YFG Reaffirms Its Support for the Licensing Law Legislation

YFG Reaffirms Its Support for the Licensing Law Legislation

Young Fine Gael (YFG) have reaffirmed their commitment to the government’s proposed licensing law legislation, having campaigned for many years for the extension of opening hours of licensed premises.

YFG President Eoghan Gallagher stated:

“Despite the criticism that this would have a negative impact on law and order, the opposite is the case. At the moment we have a situation where everybody spills out of pubs and nightclubs and congregate in one location. This is inevitably leads to anti-social behaviour, and often violence.

A steadier trickle of people choosing when to go home would ease the burden on An Garda Siochana. The same is true for the pressure for taxis, and would alleviate the burst of demand.”

The local election candidate for Athenry-Oranmore continued:

“Longer opening hours will also minimise the likes of after parties, and ensure that socialising takes place in regulated environments. This is about placing a level of trust in our licensed premises, who consistently operate very responsibly.

The Claregalway man concluded:

“To those who say allowing people to pour a pint after 11:30pm is part of the woke agenda, I put to them: how is pandering to the nanny-staters part of the woke agenda?

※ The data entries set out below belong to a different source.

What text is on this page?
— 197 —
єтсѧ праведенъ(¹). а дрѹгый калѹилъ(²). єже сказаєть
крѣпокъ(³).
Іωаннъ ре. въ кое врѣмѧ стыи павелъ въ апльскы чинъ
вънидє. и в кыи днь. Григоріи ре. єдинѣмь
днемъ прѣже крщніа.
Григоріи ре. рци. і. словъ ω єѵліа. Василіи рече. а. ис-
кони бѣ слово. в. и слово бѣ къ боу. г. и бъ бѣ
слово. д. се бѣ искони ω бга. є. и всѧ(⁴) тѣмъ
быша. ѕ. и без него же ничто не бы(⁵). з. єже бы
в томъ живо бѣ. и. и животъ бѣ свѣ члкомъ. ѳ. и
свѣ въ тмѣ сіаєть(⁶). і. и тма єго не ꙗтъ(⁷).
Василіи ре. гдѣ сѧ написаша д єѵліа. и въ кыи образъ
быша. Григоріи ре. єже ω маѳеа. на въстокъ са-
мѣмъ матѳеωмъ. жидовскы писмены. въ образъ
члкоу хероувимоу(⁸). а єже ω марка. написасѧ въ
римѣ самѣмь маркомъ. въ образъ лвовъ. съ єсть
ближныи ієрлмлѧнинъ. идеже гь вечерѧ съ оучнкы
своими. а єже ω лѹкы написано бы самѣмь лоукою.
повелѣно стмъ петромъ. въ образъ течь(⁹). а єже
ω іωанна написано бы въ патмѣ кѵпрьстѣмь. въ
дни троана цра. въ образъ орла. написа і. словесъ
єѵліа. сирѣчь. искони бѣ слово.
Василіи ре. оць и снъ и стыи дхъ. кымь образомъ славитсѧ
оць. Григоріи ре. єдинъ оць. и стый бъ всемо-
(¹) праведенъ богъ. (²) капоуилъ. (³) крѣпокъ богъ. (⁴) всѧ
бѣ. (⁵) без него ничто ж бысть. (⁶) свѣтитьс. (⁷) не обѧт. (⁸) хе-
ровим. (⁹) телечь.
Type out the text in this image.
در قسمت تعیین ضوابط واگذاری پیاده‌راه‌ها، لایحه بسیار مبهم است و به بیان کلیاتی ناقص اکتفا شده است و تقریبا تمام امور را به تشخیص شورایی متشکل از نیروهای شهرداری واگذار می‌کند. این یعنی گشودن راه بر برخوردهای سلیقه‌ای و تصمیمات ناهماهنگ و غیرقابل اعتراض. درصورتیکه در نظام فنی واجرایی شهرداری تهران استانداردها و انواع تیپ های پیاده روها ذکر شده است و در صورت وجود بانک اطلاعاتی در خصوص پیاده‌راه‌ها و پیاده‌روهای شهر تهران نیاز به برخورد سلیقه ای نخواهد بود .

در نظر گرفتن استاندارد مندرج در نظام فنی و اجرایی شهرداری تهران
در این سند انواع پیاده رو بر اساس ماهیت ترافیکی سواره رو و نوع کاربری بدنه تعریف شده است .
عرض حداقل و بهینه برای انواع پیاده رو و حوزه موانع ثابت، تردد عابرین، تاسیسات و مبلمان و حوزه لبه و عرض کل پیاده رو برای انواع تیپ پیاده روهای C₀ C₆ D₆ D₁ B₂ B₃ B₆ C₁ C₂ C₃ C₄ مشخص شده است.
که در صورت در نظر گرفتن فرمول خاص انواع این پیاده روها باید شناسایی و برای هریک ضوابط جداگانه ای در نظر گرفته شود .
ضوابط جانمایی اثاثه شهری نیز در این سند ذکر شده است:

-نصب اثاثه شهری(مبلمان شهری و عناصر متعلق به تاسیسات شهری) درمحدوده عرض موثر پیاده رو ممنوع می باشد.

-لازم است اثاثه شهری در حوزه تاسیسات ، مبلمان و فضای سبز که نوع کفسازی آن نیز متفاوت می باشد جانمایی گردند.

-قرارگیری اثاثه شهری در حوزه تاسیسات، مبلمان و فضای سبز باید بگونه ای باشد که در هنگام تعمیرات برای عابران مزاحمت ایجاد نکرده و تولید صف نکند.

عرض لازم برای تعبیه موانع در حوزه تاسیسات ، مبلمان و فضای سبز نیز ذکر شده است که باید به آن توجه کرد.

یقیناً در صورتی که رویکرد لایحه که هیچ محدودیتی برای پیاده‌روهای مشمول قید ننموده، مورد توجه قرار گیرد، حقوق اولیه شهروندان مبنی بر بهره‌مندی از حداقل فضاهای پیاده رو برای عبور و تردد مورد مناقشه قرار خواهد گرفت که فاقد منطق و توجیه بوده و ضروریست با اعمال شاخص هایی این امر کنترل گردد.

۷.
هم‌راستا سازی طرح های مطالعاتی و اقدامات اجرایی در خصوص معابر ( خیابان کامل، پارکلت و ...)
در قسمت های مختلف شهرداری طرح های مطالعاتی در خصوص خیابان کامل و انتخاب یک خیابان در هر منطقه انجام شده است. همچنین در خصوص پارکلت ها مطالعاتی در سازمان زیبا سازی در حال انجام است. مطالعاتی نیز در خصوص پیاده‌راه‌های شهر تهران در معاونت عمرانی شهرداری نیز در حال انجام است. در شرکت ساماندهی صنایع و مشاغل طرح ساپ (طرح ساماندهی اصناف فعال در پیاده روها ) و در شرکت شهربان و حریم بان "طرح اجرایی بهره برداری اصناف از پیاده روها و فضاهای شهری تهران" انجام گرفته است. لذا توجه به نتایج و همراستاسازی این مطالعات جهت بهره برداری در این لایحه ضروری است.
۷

It is time enough the government passed this legislation, to treat the Irish people like adults who can make their own decisions, and to bring our licensing laws in line with most other European countries.”

Rachel Kerley, local election candidate for Ardee and YFG National Executive member said:

“Coming from a family who run a pub, these proposed laws allow for flexibility for rural pubs. In many cases coming to the pub to enjoy a responsible drink is the only social outlet for many patrons, and these pubs are integral parts of rural towns and villages the length and bredth of the country. With the recent rise in zero alcohol drinks, we have to strike a balance here in placing a level of trust in people. Many pubs across the country are struggling to survive in the current climate, and offering them a degree of flexibility is a positive thing.